At this point in our lives, it is difficult for me to imagine Andrew ever going to school. Based on travel logistics, the demands of Andrew’s feeding schedule, his overall temperament, and a bit of soul-searching as a family, we have made the decision to not send Andrew to school this fall. Instead, Andrew will stay at home and we will arrange for our local public school district to have therapists come to us, much like how it has been with EI. But, even then, we have been re-thinking much about Andrew’s rather intensive therapy life. When we first started with EI, this is what his weekly schedule looked like:
physical therapy 3x
occupational therapy 2x
vision therapy 1x
feeding therapy 2x
speech therapy 2x
special education 2x
In all, that meant that somebody was coming to our home twelve times a week to work with Andrew. On the one hand, it is wonderful we live in a county so generous with services. We also cannot discount how much Andrew enjoys the touch, sounds, and overall attention he receives during sessions with our dedicated team of therapists. But then add to the many therapy sessions: nurse visits, equipment vendor meetings and visits, the near-daily stream of Andrew-related paperwork and phone calls, doctor appointments, and the occasional night or two in the hospital.
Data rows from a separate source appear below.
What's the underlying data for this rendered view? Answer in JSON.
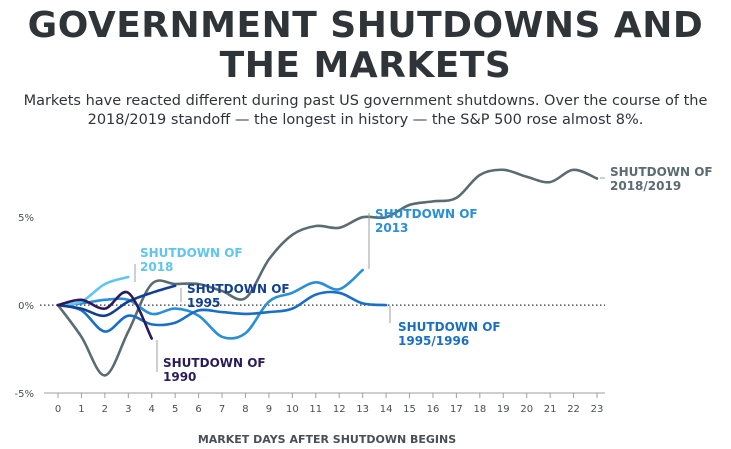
{
  "chart_data": {
    "type": "line",
    "title": "GOVERNMENT SHUTDOWNS AND THE MARKETS",
    "subtitle": "Markets have reacted different during past US government shutdowns. Over the course of the 2018/2019 standoff — the longest in history — the S&P 500 rose almost 8%.",
    "xlabel": "MARKET DAYS AFTER SHUTDOWN BEGINS",
    "ylabel": "",
    "x_ticks": [
      "0",
      "1",
      "2",
      "3",
      "4",
      "5",
      "6",
      "7",
      "8",
      "9",
      "10",
      "11",
      "12",
      "13",
      "14",
      "15",
      "16",
      "17",
      "18",
      "19",
      "20",
      "21",
      "22",
      "23"
    ],
    "y_ticks": [
      {
        "value": 5,
        "label": "5%"
      },
      {
        "value": 0,
        "label": "0%"
      },
      {
        "value": -5,
        "label": "-5%"
      }
    ],
    "xlim": [
      0,
      23
    ],
    "ylim": [
      -5,
      7.8
    ],
    "baseline": 0,
    "grid": false,
    "series": [
      {
        "name": "SHUTDOWN OF 2018/2019",
        "color": "#5b6b72",
        "points": [
          [
            0,
            0
          ],
          [
            1,
            -1.8
          ],
          [
            2,
            -4.0
          ],
          [
            3,
            -1.5
          ],
          [
            4,
            1.2
          ],
          [
            5,
            1.2
          ],
          [
            6,
            1.2
          ],
          [
            7,
            0.8
          ],
          [
            8,
            0.4
          ],
          [
            9,
            2.6
          ],
          [
            10,
            4.0
          ],
          [
            11,
            4.5
          ],
          [
            12,
            4.4
          ],
          [
            13,
            5.0
          ],
          [
            14,
            5.0
          ],
          [
            15,
            5.7
          ],
          [
            16,
            5.9
          ],
          [
            17,
            6.1
          ],
          [
            18,
            7.4
          ],
          [
            19,
            7.7
          ],
          [
            20,
            7.3
          ],
          [
            21,
            7.0
          ],
          [
            22,
            7.7
          ],
          [
            23,
            7.2
          ]
        ]
      },
      {
        "name": "SHUTDOWN OF 2013",
        "color": "#2a8fd6",
        "points": [
          [
            0,
            0
          ],
          [
            1,
            0.1
          ],
          [
            2,
            0.3
          ],
          [
            3,
            0.3
          ],
          [
            4,
            -0.5
          ],
          [
            5,
            -0.2
          ],
          [
            6,
            -0.6
          ],
          [
            7,
            -1.8
          ],
          [
            8,
            -1.6
          ],
          [
            9,
            0.2
          ],
          [
            10,
            0.7
          ],
          [
            11,
            1.3
          ],
          [
            12,
            0.9
          ],
          [
            13,
            2.0
          ]
        ]
      },
      {
        "name": "SHUTDOWN OF 1995/1996",
        "color": "#1a6fc4",
        "points": [
          [
            0,
            0
          ],
          [
            1,
            -0.3
          ],
          [
            2,
            -1.5
          ],
          [
            3,
            -0.6
          ],
          [
            4,
            -1.1
          ],
          [
            5,
            -1.0
          ],
          [
            6,
            -0.3
          ],
          [
            7,
            -0.4
          ],
          [
            8,
            -0.5
          ],
          [
            9,
            -0.4
          ],
          [
            10,
            -0.2
          ],
          [
            11,
            0.6
          ],
          [
            12,
            0.7
          ],
          [
            13,
            0.1
          ],
          [
            14,
            0.0
          ]
        ]
      },
      {
        "name": "SHUTDOWN OF 2018",
        "color": "#5ec6ef",
        "points": [
          [
            0,
            0
          ],
          [
            1,
            0.2
          ],
          [
            2,
            1.2
          ],
          [
            3,
            1.6
          ]
        ]
      },
      {
        "name": "SHUTDOWN OF 1995",
        "color": "#123f93",
        "points": [
          [
            0,
            0
          ],
          [
            1,
            -0.2
          ],
          [
            2,
            -0.6
          ],
          [
            3,
            0.2
          ],
          [
            4,
            0.7
          ],
          [
            5,
            1.1
          ]
        ]
      },
      {
        "name": "SHUTDOWN OF 1990",
        "color": "#2b1b5c",
        "points": [
          [
            0,
            0
          ],
          [
            1,
            0.3
          ],
          [
            2,
            -0.2
          ],
          [
            3,
            0.7
          ],
          [
            4,
            -1.9
          ]
        ]
      }
    ],
    "annotations": [
      {
        "series": "SHUTDOWN OF 2018/2019",
        "lines": [
          "SHUTDOWN OF",
          "2018/2019"
        ],
        "color": "#5b6b72"
      },
      {
        "series": "SHUTDOWN OF 2013",
        "lines": [
          "SHUTDOWN OF",
          "2013"
        ],
        "color": "#2a8fd6"
      },
      {
        "series": "SHUTDOWN OF 1995/1996",
        "lines": [
          "SHUTDOWN OF",
          "1995/1996"
        ],
        "color": "#1a6fc4"
      },
      {
        "series": "SHUTDOWN OF 2018",
        "lines": [
          "SHUTDOWN OF",
          "2018"
        ],
        "color": "#5ec6ef"
      },
      {
        "series": "SHUTDOWN OF 1995",
        "lines": [
          "SHUTDOWN OF",
          "1995"
        ],
        "color": "#123f93"
      },
      {
        "series": "SHUTDOWN OF 1990",
        "lines": [
          "SHUTDOWN OF",
          "1990"
        ],
        "color": "#2b1b5c"
      }
    ]
  }
}
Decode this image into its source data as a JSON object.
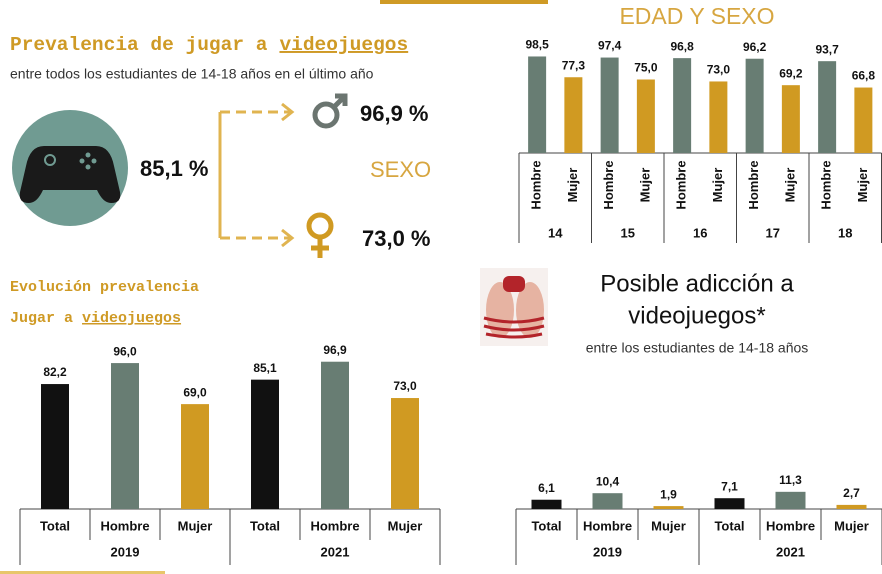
{
  "header": {
    "title": "Prevalencia de jugar a",
    "title_underlined": "videojuegos",
    "subtitle": "entre todos los estudiantes de 14-18 años en el último año",
    "total": "85,1 %",
    "male": "96,9 %",
    "female": "73,0 %",
    "sex_label": "SEXO"
  },
  "chart_data": [
    {
      "type": "bar",
      "title": "EDAD Y SEXO",
      "categories": [
        "14",
        "15",
        "16",
        "17",
        "18"
      ],
      "series": [
        {
          "name": "Hombre",
          "color": "#687d73",
          "values": [
            98.5,
            97.4,
            96.8,
            96.2,
            93.7
          ],
          "value_labels": [
            "98,5",
            "97,4",
            "96,8",
            "96,2",
            "93,7"
          ]
        },
        {
          "name": "Mujer",
          "color": "#d09a22",
          "values": [
            77.3,
            75.0,
            73.0,
            69.2,
            66.8
          ],
          "value_labels": [
            "77,3",
            "75,0",
            "73,0",
            "69,2",
            "66,8"
          ]
        }
      ],
      "ylim": [
        0,
        100
      ]
    },
    {
      "type": "bar",
      "title": "Evolución prevalencia",
      "subtitle": "Jugar a",
      "subtitle_underlined": "videojuegos",
      "categories": [
        "2019",
        "2021"
      ],
      "series": [
        {
          "name": "Total",
          "color": "#111111",
          "values": [
            82.2,
            85.1
          ],
          "value_labels": [
            "82,2",
            "85,1"
          ]
        },
        {
          "name": "Hombre",
          "color": "#687d73",
          "values": [
            96.0,
            96.9
          ],
          "value_labels": [
            "96,0",
            "96,9"
          ]
        },
        {
          "name": "Mujer",
          "color": "#d09a22",
          "values": [
            69.0,
            73.0
          ],
          "value_labels": [
            "69,0",
            "73,0"
          ]
        }
      ],
      "ylim": [
        0,
        100
      ]
    },
    {
      "type": "bar",
      "title": "Posible adicción a",
      "title_line2": "videojuegos*",
      "subtitle": "entre los estudiantes de 14-18 años",
      "categories": [
        "2019",
        "2021"
      ],
      "series": [
        {
          "name": "Total",
          "color": "#111111",
          "values": [
            6.1,
            7.1
          ],
          "value_labels": [
            "6,1",
            "7,1"
          ]
        },
        {
          "name": "Hombre",
          "color": "#687d73",
          "values": [
            10.4,
            11.3
          ],
          "value_labels": [
            "10,4",
            "11,3"
          ]
        },
        {
          "name": "Mujer",
          "color": "#d09a22",
          "values": [
            1.9,
            2.7
          ],
          "value_labels": [
            "1,9",
            "2,7"
          ]
        }
      ],
      "ylim": [
        0,
        100
      ]
    }
  ]
}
It is a lot to juggle and it can be hard on Andrew and our home life in general. Our therapists are wonderful and dedicated to their work, but I sometimes question what it is, exactly, that we are all working towards. And at what price?
In some ways, having a child who is as disabled as Andrew brings a certain level of clarity in terms of therapy expectations. Our personal goals for Andrew have shifted from questions such as “How can we get Andrew to walk, talk, and eat by mouth?” to “How can Andrew best experience love and life?” The old and new goals are not mutually exclusive. But recognizing the futility of the older goals for Andrew, we’ve largely abandoned them and have chosen to, instead, accept and appreciate Andrew as he is. Therapy will always have a place in our lives (it is important that Andrew is continually stretched, bearing weight, and encouraged to move), but it will not be a centerpiece.
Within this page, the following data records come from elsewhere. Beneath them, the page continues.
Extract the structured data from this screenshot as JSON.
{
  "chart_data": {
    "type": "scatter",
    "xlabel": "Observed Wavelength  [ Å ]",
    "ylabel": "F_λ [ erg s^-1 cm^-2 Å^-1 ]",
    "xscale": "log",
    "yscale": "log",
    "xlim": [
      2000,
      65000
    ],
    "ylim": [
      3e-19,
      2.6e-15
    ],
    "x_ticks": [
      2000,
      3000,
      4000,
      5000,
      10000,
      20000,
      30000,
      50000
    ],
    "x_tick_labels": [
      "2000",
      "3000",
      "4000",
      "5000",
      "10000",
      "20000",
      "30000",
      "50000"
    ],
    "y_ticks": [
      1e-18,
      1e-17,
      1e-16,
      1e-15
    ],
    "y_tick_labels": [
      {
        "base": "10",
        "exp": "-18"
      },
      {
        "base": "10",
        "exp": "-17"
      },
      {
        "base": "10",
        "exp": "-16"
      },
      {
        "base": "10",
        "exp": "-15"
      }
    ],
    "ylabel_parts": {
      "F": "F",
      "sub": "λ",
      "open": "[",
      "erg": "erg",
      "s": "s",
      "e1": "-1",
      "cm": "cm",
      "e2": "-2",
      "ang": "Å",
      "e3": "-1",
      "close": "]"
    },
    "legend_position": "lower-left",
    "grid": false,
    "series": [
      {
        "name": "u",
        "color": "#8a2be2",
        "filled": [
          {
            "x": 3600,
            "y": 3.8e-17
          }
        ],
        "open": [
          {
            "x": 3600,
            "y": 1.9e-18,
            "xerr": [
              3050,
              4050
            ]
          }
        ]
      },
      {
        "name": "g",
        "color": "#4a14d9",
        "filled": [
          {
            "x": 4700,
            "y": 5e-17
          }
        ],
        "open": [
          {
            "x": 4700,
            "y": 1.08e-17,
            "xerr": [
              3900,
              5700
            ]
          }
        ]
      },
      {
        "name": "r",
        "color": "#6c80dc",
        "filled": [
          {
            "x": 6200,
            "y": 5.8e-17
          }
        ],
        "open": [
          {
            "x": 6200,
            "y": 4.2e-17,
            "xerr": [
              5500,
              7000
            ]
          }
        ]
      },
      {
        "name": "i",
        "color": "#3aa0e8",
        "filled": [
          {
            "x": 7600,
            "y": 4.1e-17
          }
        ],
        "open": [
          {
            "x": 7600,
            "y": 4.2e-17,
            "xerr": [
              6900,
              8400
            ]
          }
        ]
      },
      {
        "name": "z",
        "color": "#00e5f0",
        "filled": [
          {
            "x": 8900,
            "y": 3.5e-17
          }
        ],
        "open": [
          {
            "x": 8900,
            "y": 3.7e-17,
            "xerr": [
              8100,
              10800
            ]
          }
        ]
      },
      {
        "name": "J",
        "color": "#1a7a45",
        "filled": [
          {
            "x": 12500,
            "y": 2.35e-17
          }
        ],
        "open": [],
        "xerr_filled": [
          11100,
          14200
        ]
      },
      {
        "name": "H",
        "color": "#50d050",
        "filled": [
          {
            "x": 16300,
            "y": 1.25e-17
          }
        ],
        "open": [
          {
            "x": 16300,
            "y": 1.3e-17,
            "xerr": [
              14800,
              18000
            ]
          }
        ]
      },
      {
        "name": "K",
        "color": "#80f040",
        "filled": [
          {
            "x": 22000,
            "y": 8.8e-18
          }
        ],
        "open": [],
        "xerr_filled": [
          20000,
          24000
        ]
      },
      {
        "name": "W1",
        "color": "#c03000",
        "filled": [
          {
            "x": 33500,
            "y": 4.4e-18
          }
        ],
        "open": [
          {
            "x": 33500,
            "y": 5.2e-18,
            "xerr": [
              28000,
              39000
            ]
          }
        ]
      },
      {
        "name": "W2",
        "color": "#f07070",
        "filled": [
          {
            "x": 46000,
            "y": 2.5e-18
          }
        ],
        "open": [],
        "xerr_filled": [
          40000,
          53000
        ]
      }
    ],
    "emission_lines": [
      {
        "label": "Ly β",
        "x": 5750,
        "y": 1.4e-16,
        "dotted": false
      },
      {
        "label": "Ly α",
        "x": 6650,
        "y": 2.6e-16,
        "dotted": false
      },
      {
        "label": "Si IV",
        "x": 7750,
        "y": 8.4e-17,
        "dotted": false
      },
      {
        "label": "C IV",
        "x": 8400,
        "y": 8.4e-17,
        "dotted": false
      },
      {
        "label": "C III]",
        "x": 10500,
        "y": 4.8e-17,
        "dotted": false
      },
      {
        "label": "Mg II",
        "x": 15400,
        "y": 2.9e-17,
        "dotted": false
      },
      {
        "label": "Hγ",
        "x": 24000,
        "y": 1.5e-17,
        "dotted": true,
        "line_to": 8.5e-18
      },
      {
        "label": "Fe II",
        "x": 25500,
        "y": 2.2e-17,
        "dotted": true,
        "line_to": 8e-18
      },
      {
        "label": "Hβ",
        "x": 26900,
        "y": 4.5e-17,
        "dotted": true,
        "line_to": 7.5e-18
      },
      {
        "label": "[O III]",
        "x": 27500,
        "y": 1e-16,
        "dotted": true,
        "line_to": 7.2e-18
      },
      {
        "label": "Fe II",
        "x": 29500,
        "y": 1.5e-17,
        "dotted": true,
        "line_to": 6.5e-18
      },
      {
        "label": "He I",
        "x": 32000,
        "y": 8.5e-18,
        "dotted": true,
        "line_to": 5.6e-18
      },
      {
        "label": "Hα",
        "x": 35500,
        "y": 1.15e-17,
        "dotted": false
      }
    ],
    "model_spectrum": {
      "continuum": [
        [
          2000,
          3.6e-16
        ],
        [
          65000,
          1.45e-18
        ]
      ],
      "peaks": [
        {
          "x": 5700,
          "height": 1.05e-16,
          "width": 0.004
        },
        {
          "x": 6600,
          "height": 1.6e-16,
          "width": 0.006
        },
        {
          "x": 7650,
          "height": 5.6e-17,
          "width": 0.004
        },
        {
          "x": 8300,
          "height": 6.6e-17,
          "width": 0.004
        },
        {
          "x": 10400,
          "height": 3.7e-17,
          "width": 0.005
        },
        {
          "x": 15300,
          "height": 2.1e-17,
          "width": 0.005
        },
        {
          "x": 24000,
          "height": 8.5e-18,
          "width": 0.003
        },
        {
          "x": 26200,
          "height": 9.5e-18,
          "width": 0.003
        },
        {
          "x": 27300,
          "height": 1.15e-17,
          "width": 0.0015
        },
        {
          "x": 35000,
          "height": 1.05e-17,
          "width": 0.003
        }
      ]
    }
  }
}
Such realizations could not have been made without much reading and contemplation. As Andrew Solomon so eloquently states in his epic tome, Far From the Tree:
You find beauty or hope in the existence, rather than the achievements, of such a child. Most parenthood entails some struggle to change, educate, and improve one’s children; people with multiple severe disabilities may not become anything else, and there is a compelling purity in parental engagement not with what might or should or will be, but with, simply, what is.
I lay beside him in his bed, in the dark, and contemplated some very uncomfortable thoughts. “What if he dies? How will I remember his childhood?” Then, “What if he lives? How will he remember his childhood..?” This second thought was more harrowing for me than the first.
With this realization, Jennifer withdraws Owen from school, puts together a youthful and eclectic caregiving team, and focuses on providing a more meaningful daily life for her son. She continues:
I made the change just in time; Owen passed away two years later, at the age of twelve. I am grateful to have few regrets. He had a good life, which included two wonderful years in which we didn’t try to achieve anything, and more importantly, I didn’t try to prove anything.
Life after EI for Andrew will consist of a dramatic reduction of official therapies, and involve more swimming, napping, cuddling, walks around the neighborhood, and tagging along with his sisters on afternoon trips where he can fully experience the sensuousness of the world. In short: we envision meaningful, sensory-rich days at a pace our family can handle and will hopefully all look back fondly on. There’s a good chance we will never enroll Andrew in school. But it won’t stop him from continuing to learn about the world in his own way, and for Andrew to teach the world a thing or two as well.